From 499bd7e4a606e53a292e58ebab0e422840a26c09 Mon Sep 17 00:00:00 2001
From: Cody Yu <hao.yu.cody@gmail.com>
Date: Thu, 31 Oct 2024 17:41:13 -0700
Subject: [PATCH] fix allocation est

Signed-off-by: Cody Yu <hao.yu.cody@gmail.com>
---
 vllm/v1/core/kv_cache_manager.py | 16 +++++++++++++---
 1 file changed, 13 insertions(+), 3 deletions(-)

diff --git a/vllm/v1/core/kv_cache_manager.py b/vllm/v1/core/kv_cache_manager.py
index d17204d21f9d7..80c3a7d3634cc 100644
--- a/vllm/v1/core/kv_cache_manager.py
+++ b/vllm/v1/core/kv_cache_manager.py
@@ -241,15 +241,25 @@ def allocate_slots(
             raise ValueError(
                 f"num_tokens must be greater than 0, got {num_tokens}")
 
+        # If a computed block is an eviction candidate (in the free queue),
+        # it cannot be counted as a free block when estimating whether we
+        # can allocate new blocks for this request.

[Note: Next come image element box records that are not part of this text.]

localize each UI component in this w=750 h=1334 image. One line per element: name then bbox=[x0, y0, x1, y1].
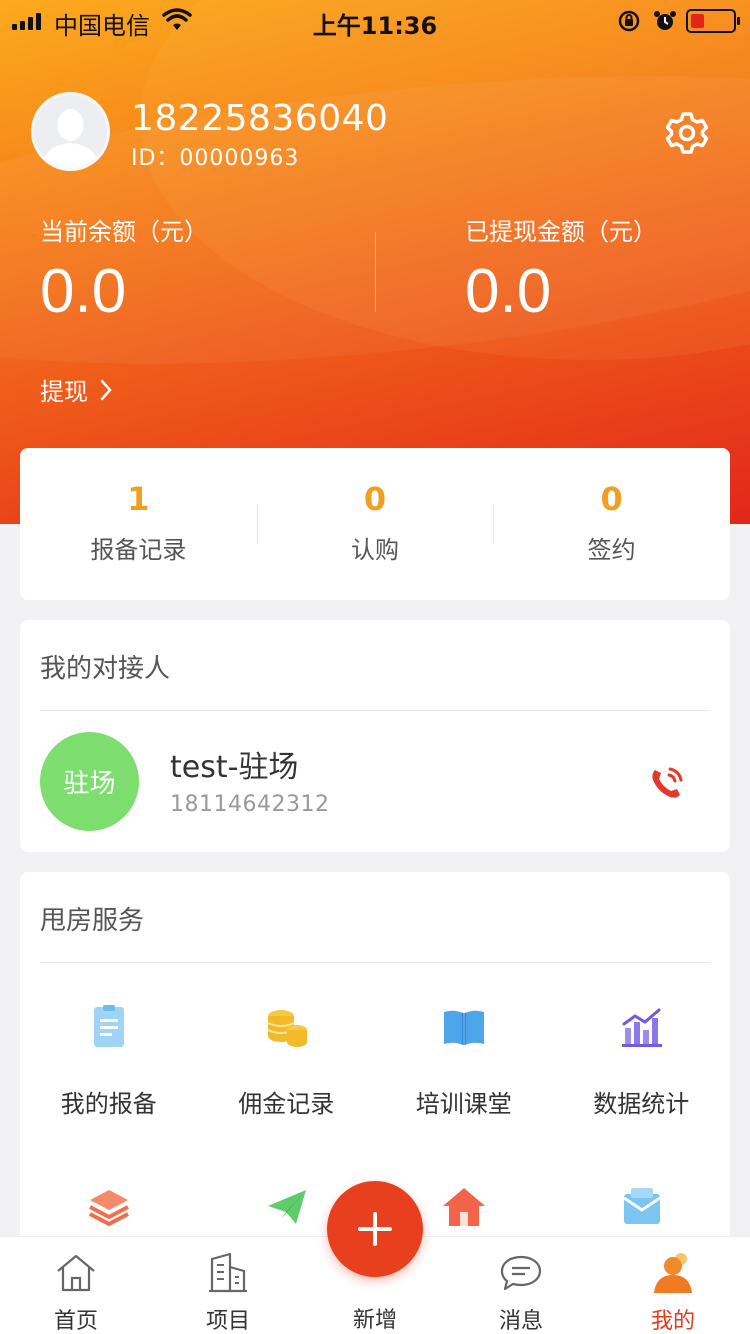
service-training-class[interactable]: 培训课堂 bbox=[375, 1002, 553, 1182]
building-icon bbox=[209, 1252, 247, 1293]
current-balance-label: 当前余额（元） bbox=[40, 218, 208, 246]
gear-icon[interactable] bbox=[664, 110, 710, 156]
alarm-icon bbox=[654, 11, 676, 30]
withdrawn-amount-label: 已提现金额（元） bbox=[465, 218, 657, 246]
service-label: 我的报备 bbox=[60, 1090, 157, 1118]
coins-icon bbox=[267, 1010, 307, 1047]
message-icon bbox=[500, 1255, 542, 1291]
user-avatar-icon bbox=[42, 109, 99, 168]
service-label: 数据统计 bbox=[593, 1090, 690, 1118]
tab-messages[interactable]: 消息 bbox=[466, 1237, 576, 1334]
stat-label: 报备记录 bbox=[90, 536, 187, 564]
stat-value: 0 bbox=[600, 480, 623, 518]
user-id: ID：00000963 bbox=[131, 146, 300, 171]
stat-signed[interactable]: 0 签约 bbox=[493, 448, 730, 600]
tab-label: 消息 bbox=[498, 1309, 543, 1334]
chevron-right-icon bbox=[100, 379, 112, 400]
withdrawn-amount-value: 0.0 bbox=[465, 257, 552, 326]
avatar[interactable] bbox=[31, 92, 110, 171]
tab-projects[interactable]: 项目 bbox=[173, 1237, 283, 1334]
rotation-lock-icon bbox=[618, 10, 640, 32]
user-phone: 18225836040 bbox=[131, 98, 389, 139]
stats-card: 1 报备记录 0 认购 0 签约 bbox=[20, 448, 730, 600]
tab-label: 首页 bbox=[53, 1309, 98, 1334]
tab-label: 新增 bbox=[352, 1308, 397, 1333]
service-data-statistics[interactable]: 数据统计 bbox=[553, 1002, 731, 1182]
contact-name: test-驻场 bbox=[170, 750, 299, 785]
report-doc-icon bbox=[94, 1005, 124, 1047]
paper-plane-icon bbox=[267, 1190, 306, 1224]
contact-avatar: 驻场 bbox=[40, 732, 139, 831]
section-title: 甩房服务 bbox=[40, 906, 145, 936]
withdraw-label: 提现 bbox=[40, 378, 88, 406]
service-commission-records[interactable]: 佣金记录 bbox=[198, 1002, 376, 1182]
add-new-button[interactable] bbox=[327, 1181, 423, 1277]
tab-mine[interactable]: 我的 bbox=[618, 1237, 728, 1334]
service-label: 培训课堂 bbox=[415, 1090, 512, 1118]
status-bar: 中国电信 上午11:36 bbox=[0, 0, 750, 42]
contact-card: 我的对接人 驻场 test-驻场 18114642312 bbox=[20, 620, 730, 852]
stat-value: 1 bbox=[127, 480, 150, 518]
contact-phone: 18114642312 bbox=[170, 792, 330, 817]
home-icon bbox=[57, 1254, 95, 1292]
tab-label: 项目 bbox=[205, 1309, 250, 1334]
section-title: 我的对接人 bbox=[40, 654, 171, 684]
service-my-reports[interactable]: 我的报备 bbox=[20, 1002, 198, 1182]
stat-value: 0 bbox=[363, 480, 387, 518]
divider bbox=[40, 962, 710, 963]
tab-label: 我的 bbox=[650, 1309, 695, 1334]
service-label: 佣金记录 bbox=[238, 1090, 335, 1118]
chart-icon bbox=[621, 1008, 662, 1047]
tab-home[interactable]: 首页 bbox=[21, 1237, 131, 1334]
divider bbox=[40, 710, 710, 711]
battery-icon bbox=[686, 9, 740, 33]
profile-icon bbox=[654, 1253, 692, 1293]
stat-report-records[interactable]: 1 报备记录 bbox=[20, 448, 257, 600]
balance-divider bbox=[375, 232, 376, 312]
book-icon bbox=[444, 1010, 484, 1045]
wallet-icon bbox=[622, 1188, 661, 1224]
phone-call-icon[interactable] bbox=[646, 760, 690, 804]
house-icon bbox=[443, 1188, 485, 1226]
withdraw-link[interactable]: 提现 bbox=[40, 372, 112, 407]
current-balance-value: 0.0 bbox=[40, 257, 127, 326]
stat-label: 认购 bbox=[351, 536, 399, 564]
stat-subscribe[interactable]: 0 认购 bbox=[256, 448, 494, 600]
stat-label: 签约 bbox=[587, 536, 636, 564]
layers-icon bbox=[89, 1190, 129, 1227]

+        num_evictable_computed_blocks = len([
+            bid for bid in computed_block_ids
+            if self.block_pool[bid].ref_cnt == 0
+        ])
+
         num_required_blocks = cdiv(num_tokens, self.block_size)
-        if num_required_blocks > self.num_free_blocks:
+        if (num_required_blocks >
+                self.num_free_blocks - num_evictable_computed_blocks):
             # Cannot allocate new blocks.
             return None
 
         # Determine the number of new blocks to allocate considering
         # preallocated blocks.
-        num_new_blocks = min(num_required_blocks + self.num_preallocate_blocks,
-                             self.num_free_blocks)
+        num_new_blocks = min(
+            num_required_blocks + self.num_preallocate_blocks,
+            self.num_free_blocks - num_evictable_computed_blocks)
         # Get the token IDs for the blocks being allocated for hashing.
         # Note that we expect this function to be called only once per
         # request, so we must have all new token IDs in the prompt.